Wednesday, April 6, 2011

Lecture Notes

Before I post some more lecture notes, let me call your attention to the previous blog post describing the extra credit opportunity in connection with the talk to be given by Mayor Steve Benjamin tomorrow at 4PM in Leonard Auditorium.

As I noted yesterday, we are going to wrap up volume II of Lewis's biography of DuBois tomorrow and then move on to the selections of DuBois's work next week. In order to have any chance of doing that, I am going to post some lecture notes below. Please incorporate these along with your other class notes.

We left off yesterday in the middle of Chapter 10: Atlanta: Black Reconstruction and Casanova Unbound.

I ended by commenting on DuBois's critical review of a major work on slavery, "American Negro Slavery," by Ulrich B. Phillips. See pp. 358-359.

1. Indeed, "Black Reconstruction" was a response to another biased potboiler, Claude G. Bowers' "The Tragic Era: The Revolution After Lincoln," which was popular in high schools and colleges.

2. DuBois's book was ignored by the American Historical Review and disparaged by mainstream historians during the McCarthy era (1950s) and well into the 1970s. Nonetheless, it did attract some favorable reviews at the time.

a.) In commenting on the book, Lewis notes how DuBois highlighted the intersection of race and class. In a very perceptive passage (see bottom paragraph, pp. 370 - 371)he also exposes the "blaming the victim" mentality of white historians writing about this period. ***CHECK OUT THESE TWO PAGES, WHICH I BELIEVE ARE VERY INSIGHTFUL.

b.) And Lewis notes that in his essay, "The Propaganda of History" (a coda to "Black Reconstruction"), "DuBois proclaimed that history as truth could empower democracy, if only historians chose to lie less." (p. 374)


Chapter 11: Dictatorships Compared: Germany, Russia, China, Japan

A. DuBois is awarded a travel fellowship in June 1935 which initially takes him to Hitler's Germany, but then is extended to Russia, China and Japan.
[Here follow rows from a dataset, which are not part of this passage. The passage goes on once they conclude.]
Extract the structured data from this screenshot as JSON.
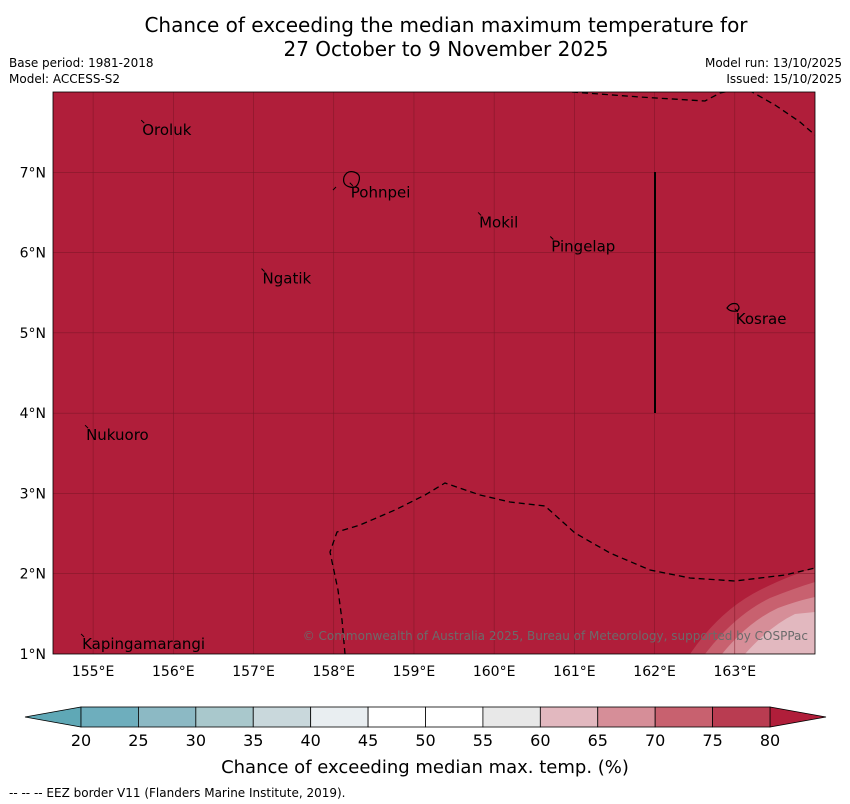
{
  "title": {
    "line1": "Chance of exceeding the median maximum temperature for",
    "line2": "27 October to 9 November 2025"
  },
  "meta": {
    "base_period": "Base period: 1981-2018",
    "model": "Model: ACCESS-S2",
    "model_run": "Model run: 13/10/2025",
    "issued": "Issued: 15/10/2025"
  },
  "map": {
    "lon_range": [
      154.5,
      164
    ],
    "lat_range": [
      1,
      8
    ],
    "lon_ticks": [
      "155°E",
      "156°E",
      "157°E",
      "158°E",
      "159°E",
      "160°E",
      "161°E",
      "162°E",
      "163°E"
    ],
    "lat_ticks": [
      "1°N",
      "2°N",
      "3°N",
      "4°N",
      "5°N",
      "6°N",
      "7°N"
    ],
    "background_color": "#b01e3a",
    "places": [
      {
        "name": "Oroluk",
        "lon": 155.6,
        "lat": 7.65
      },
      {
        "name": "Pohnpei",
        "lon": 158.2,
        "lat": 6.87
      },
      {
        "name": "Mokil",
        "lon": 159.8,
        "lat": 6.5
      },
      {
        "name": "Pingelap",
        "lon": 160.7,
        "lat": 6.2
      },
      {
        "name": "Ngatik",
        "lon": 157.1,
        "lat": 5.8
      },
      {
        "name": "Kosrae",
        "lon": 163.0,
        "lat": 5.3
      },
      {
        "name": "Nukuoro",
        "lon": 154.9,
        "lat": 3.85
      },
      {
        "name": "Kapingamarangi",
        "lon": 154.85,
        "lat": 1.25
      }
    ],
    "copyright": "© Commonwealth of Australia 2025, Bureau of Meteorology, supported by COSPPac"
  },
  "colorbar": {
    "label": "Chance of exceeding median max. temp. (%)",
    "ticks": [
      "20",
      "25",
      "30",
      "35",
      "40",
      "45",
      "50",
      "55",
      "60",
      "65",
      "70",
      "75",
      "80"
    ],
    "colors": [
      "#6eaebd",
      "#8cb9c4",
      "#a9c8cc",
      "#c9d8dc",
      "#e9eef1",
      "#ffffff",
      "#ffffff",
      "#e8e8e8",
      "#e2b8bf",
      "#d68e98",
      "#c8616f",
      "#b93c51"
    ],
    "under_color": "#5fa8b6",
    "over_color": "#b01e3a"
  },
  "footnote": "--  --  -- EEZ border V11 (Flanders Marine Institute, 2019)."
}
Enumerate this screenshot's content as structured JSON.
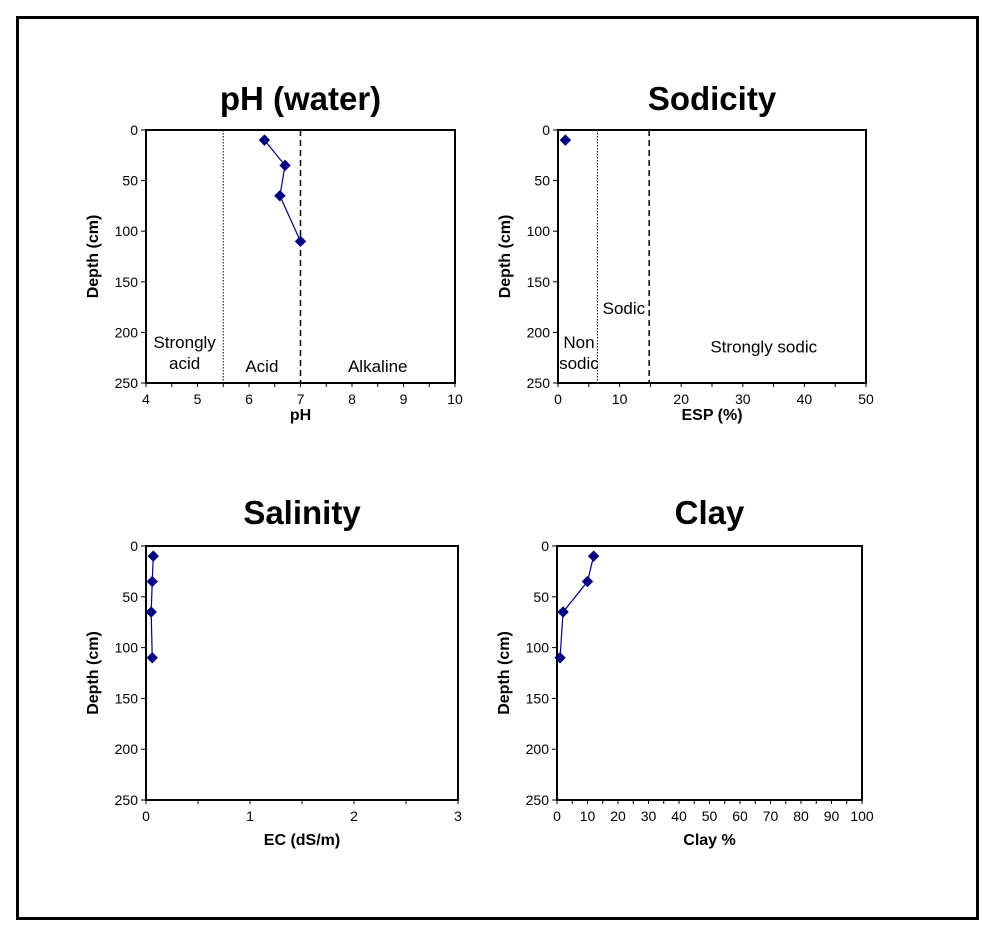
{
  "chart_data": [
    {
      "id": "ph",
      "type": "line",
      "title": "pH (water)",
      "xlabel": "pH",
      "ylabel": "Depth (cm)",
      "xlim": [
        4,
        10
      ],
      "ylim": [
        0,
        250
      ],
      "y_inverted": true,
      "xticks": [
        4,
        5,
        6,
        7,
        8,
        9,
        10
      ],
      "x_minor_step": 0.5,
      "yticks": [
        0,
        50,
        100,
        150,
        200,
        250
      ],
      "grid": false,
      "series": [
        {
          "name": "pH",
          "color": "#000080",
          "marker": "diamond",
          "points": [
            {
              "x": 6.3,
              "y": 10
            },
            {
              "x": 6.7,
              "y": 35
            },
            {
              "x": 6.6,
              "y": 65
            },
            {
              "x": 7.0,
              "y": 110
            }
          ]
        }
      ],
      "reference_lines": [
        {
          "x": 5.5,
          "style": "dotted"
        },
        {
          "x": 7.0,
          "style": "dashed"
        }
      ],
      "zones": [
        {
          "lines": [
            "Strongly",
            "acid"
          ],
          "x": 4.75,
          "y": 220
        },
        {
          "lines": [
            "Acid"
          ],
          "x": 6.25,
          "y": 233
        },
        {
          "lines": [
            "Alkaline"
          ],
          "x": 8.5,
          "y": 233
        }
      ]
    },
    {
      "id": "sodicity",
      "type": "scatter",
      "title": "Sodicity",
      "xlabel": "ESP (%)",
      "ylabel": "Depth (cm)",
      "xlim": [
        0,
        50
      ],
      "ylim": [
        0,
        250
      ],
      "y_inverted": true,
      "xticks": [
        0,
        10,
        20,
        30,
        40,
        50
      ],
      "x_minor_step": 5,
      "yticks": [
        0,
        50,
        100,
        150,
        200,
        250
      ],
      "grid": false,
      "series": [
        {
          "name": "ESP",
          "color": "#000080",
          "marker": "diamond",
          "points": [
            {
              "x": 1.2,
              "y": 10
            }
          ]
        }
      ],
      "reference_lines": [
        {
          "x": 6.4,
          "style": "dotted"
        },
        {
          "x": 14.8,
          "style": "dashed"
        }
      ],
      "zones": [
        {
          "lines": [
            "Non",
            "sodic"
          ],
          "x": 3.4,
          "y": 220
        },
        {
          "lines": [
            "Sodic"
          ],
          "x": 10.7,
          "y": 176
        },
        {
          "lines": [
            "Strongly sodic"
          ],
          "x": 33.4,
          "y": 214
        }
      ]
    },
    {
      "id": "salinity",
      "type": "line",
      "title": "Salinity",
      "xlabel": "EC (dS/m)",
      "ylabel": "Depth (cm)",
      "xlim": [
        0,
        3
      ],
      "ylim": [
        0,
        250
      ],
      "y_inverted": true,
      "xticks": [
        0,
        1,
        2,
        3
      ],
      "x_minor_step": 0.5,
      "yticks": [
        0,
        50,
        100,
        150,
        200,
        250
      ],
      "grid": false,
      "series": [
        {
          "name": "EC",
          "color": "#000080",
          "marker": "diamond",
          "points": [
            {
              "x": 0.07,
              "y": 10
            },
            {
              "x": 0.06,
              "y": 35
            },
            {
              "x": 0.05,
              "y": 65
            },
            {
              "x": 0.06,
              "y": 110
            }
          ]
        }
      ],
      "reference_lines": [],
      "zones": []
    },
    {
      "id": "clay",
      "type": "line",
      "title": "Clay",
      "xlabel": "Clay %",
      "ylabel": "Depth (cm)",
      "xlim": [
        0,
        100
      ],
      "ylim": [
        0,
        250
      ],
      "y_inverted": true,
      "xticks": [
        0,
        10,
        20,
        30,
        40,
        50,
        60,
        70,
        80,
        90,
        100
      ],
      "x_minor_step": 5,
      "yticks": [
        0,
        50,
        100,
        150,
        200,
        250
      ],
      "grid": false,
      "series": [
        {
          "name": "Clay",
          "color": "#000080",
          "marker": "diamond",
          "points": [
            {
              "x": 12,
              "y": 10
            },
            {
              "x": 10,
              "y": 35
            },
            {
              "x": 2,
              "y": 65
            },
            {
              "x": 1,
              "y": 110
            }
          ]
        }
      ],
      "reference_lines": [],
      "zones": []
    }
  ]
}
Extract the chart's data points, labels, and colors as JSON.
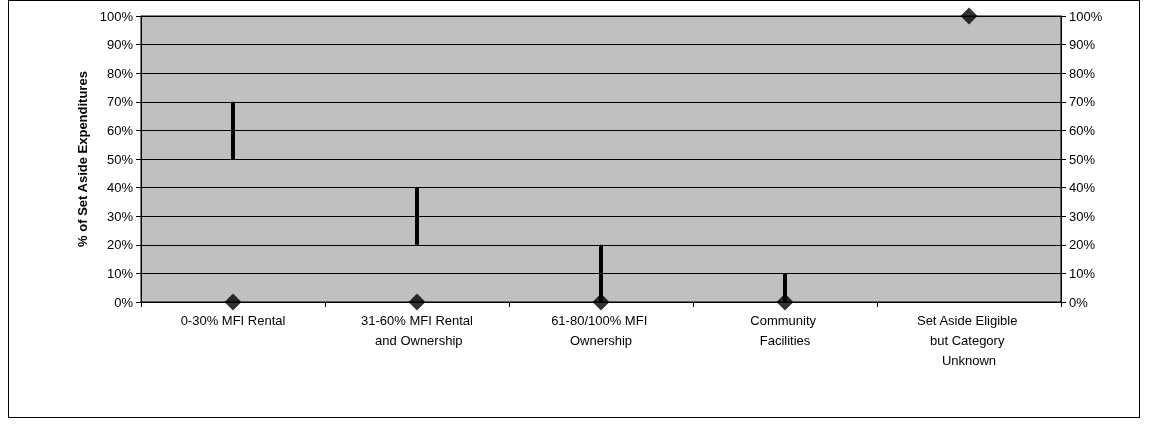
{
  "chart_data": {
    "type": "bar",
    "ylabel": "% of Set Aside Expenditures",
    "categories": [
      "0-30% MFI Rental",
      "31-60% MFI Rental and Ownership",
      "61-80/100% MFI Ownership",
      "Community Facilities",
      "Set Aside Eligible but Category Unknown"
    ],
    "series": [
      {
        "color": "#000000",
        "base": [
          50,
          20,
          0,
          0,
          null
        ],
        "values": [
          20,
          20,
          20,
          10,
          null
        ]
      },
      {
        "type": "scatter",
        "color": "#000000",
        "marker": "diamond",
        "x": [
          "0-30% MFI Rental",
          "31-60% MFI Rental and Ownership",
          "61-80/100% MFI Ownership",
          "Community Facilities",
          "Set Aside Eligible but Category Unknown"
        ],
        "values": [
          0,
          0,
          0,
          0,
          100
        ]
      }
    ],
    "ylim": [
      0,
      100
    ],
    "yticks": [
      {
        "value": 0,
        "label": "0%"
      },
      {
        "value": 10,
        "label": "10%"
      },
      {
        "value": 20,
        "label": "20%"
      },
      {
        "value": 30,
        "label": "30%"
      },
      {
        "value": 40,
        "label": "40%"
      },
      {
        "value": 50,
        "label": "50%"
      },
      {
        "value": 60,
        "label": "60%"
      },
      {
        "value": 70,
        "label": "70%"
      },
      {
        "value": 80,
        "label": "80%"
      },
      {
        "value": 90,
        "label": "90%"
      },
      {
        "value": 100,
        "label": "100%"
      }
    ],
    "y2lim": [
      0,
      100
    ],
    "y2ticks": [
      {
        "value": 0,
        "label": "0%"
      },
      {
        "value": 10,
        "label": "10%"
      },
      {
        "value": 20,
        "label": "20%"
      },
      {
        "value": 30,
        "label": "30%"
      },
      {
        "value": 40,
        "label": "40%"
      },
      {
        "value": 50,
        "label": "50%"
      },
      {
        "value": 60,
        "label": "60%"
      },
      {
        "value": 70,
        "label": "70%"
      },
      {
        "value": 80,
        "label": "80%"
      },
      {
        "value": 90,
        "label": "90%"
      },
      {
        "value": 100,
        "label": "100%"
      }
    ],
    "grid": "y"
  }
}
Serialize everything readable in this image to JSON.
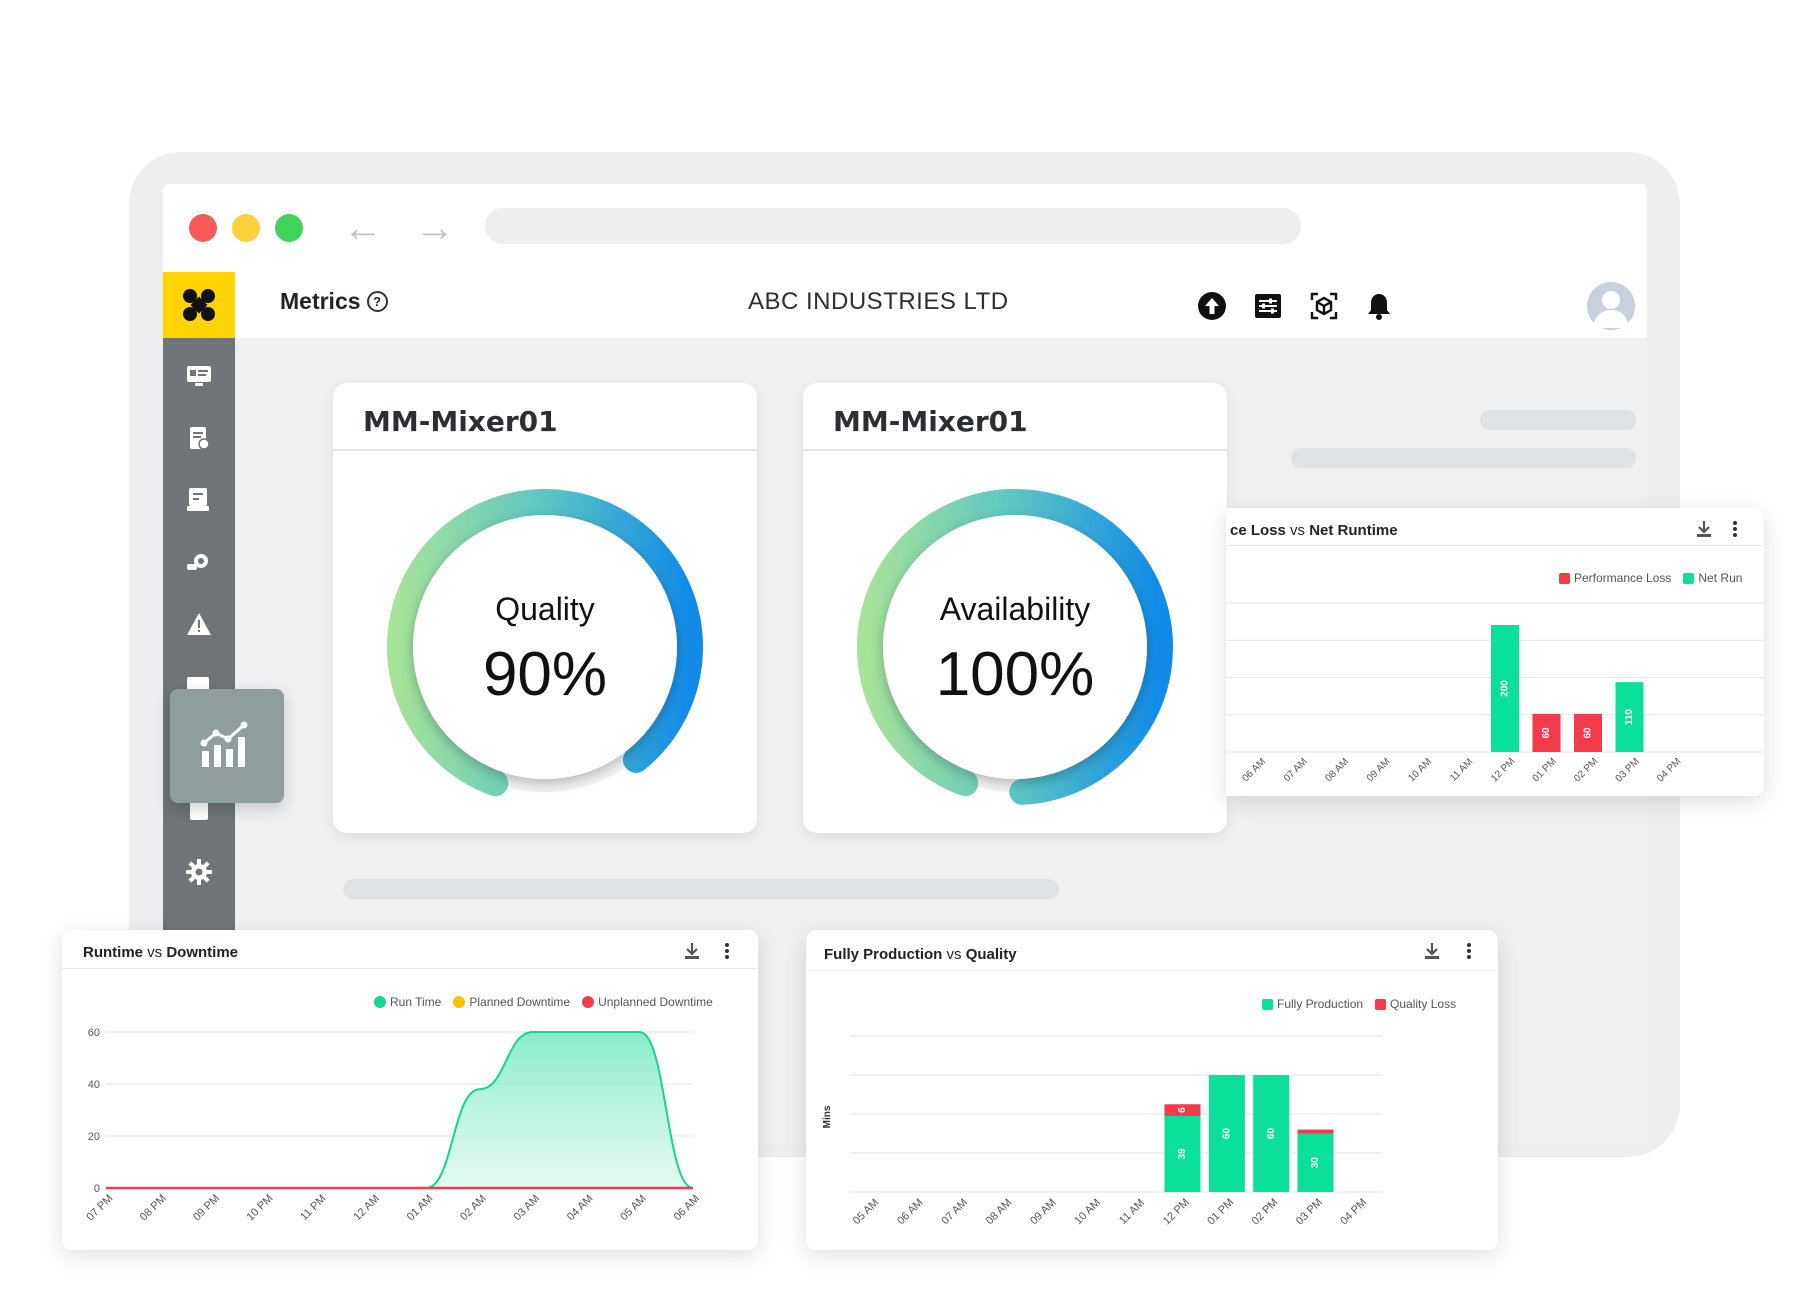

B. He witnessed anti-Semitism first hand in Germany, but was only able to speak out against it after he left. (see top p. 400) But in speaking out against it, he compares it to American Jim Crow. I believe he was thoroughly disgusted with what he witnessed, although at the same time he had some positive things to say about the National Socialist (Hitler's party) reconstruction of Germany and he himself was not discriminated against.

C. I believe most interesting was his praise for the Japanese, which he saw as a nation of colored people who had demonstrated superiority in defeating the Russians in 1905. In his "Message to Japan," he said in part, "Nowhere else in the modern world was there a people so intelligent, so disciplined, so clean, so punctual, so instinctively conscious of human good will,..." (p. 415) Although he did recognize a down-side to Japanese culture, he clearly was blind to some of the atrocities the Japanese committed in subduing the rest of Asia, such as the "rape of Nanking" (China).

1. Because, in the end, he put such faith in the Japanese as a colored nation which might come to the defense of other colored nations, he accepted Japanese aggression in China and the Pacific and urged Blacks not to lose faith.


Chapter 12: Atlanta: The Politics of Knowledge

A. Nice opening paragraph captures DuBois's sense of urgency, even at 69, of accomplishing as much as he could to correct this imperfect world. See first paragraph, p. 422.

B. Lewis talks about a couple scholarly projects he was carrying out. One, "The Bronze Booklets" (a series of small volumes on race relations problems) contained an essay entitled, "The Negro and Social Reconstruction," in which DuBois calls on Negroes to embrace a separatist and socialist agenda. This selection was rejected by Alaine Locke who was the editor.

1. In another piece, "The Basic American Negro Creed" (which was published later in "Dusk of Dawn"), he again endorses a socialist agenda. Lewis comments: "Once again, DuBois extolled the centrality of the Talented Tenth (or in Marxist lingo, "The Vanguard of the Black Proletariat"), charging it to study and scientifically formulate the proper course of racial action 'by which the masses may be guided.'" This, of course, would not sit too well with corporate donors.

2. The other project, "Encyclopedia of the Negro," would likewise run into difficulty because corporate sponsors (the Phelps-Stokes Fund) saw DuBois as too radical. In this case, it was considered too radical to have an all-black editorial board. In fact, he was forced to accept joint editorship with white scholars such as Ezra Park. There was much concern over whether DuBois could be "objective."

C. Instead, the board chose to fund a Swedish scholar, Gunnar Myrdal, who had little knowledge of race relationsin the U.S. to do a major study which became "An American Dilemma." DuBois swallowed his pride and offered Myrdal advice and counsel on the project, but also criticism of his research agenda. In the end, DuBois had many good things to say about Myrdal's book, "An American Dilemma," but he had some notable reservations as well.
See pp. 451-2 praise
See pp. 452-3 reservations.
________________________

That brings us up to Chapter 13, where I will start tomorrow.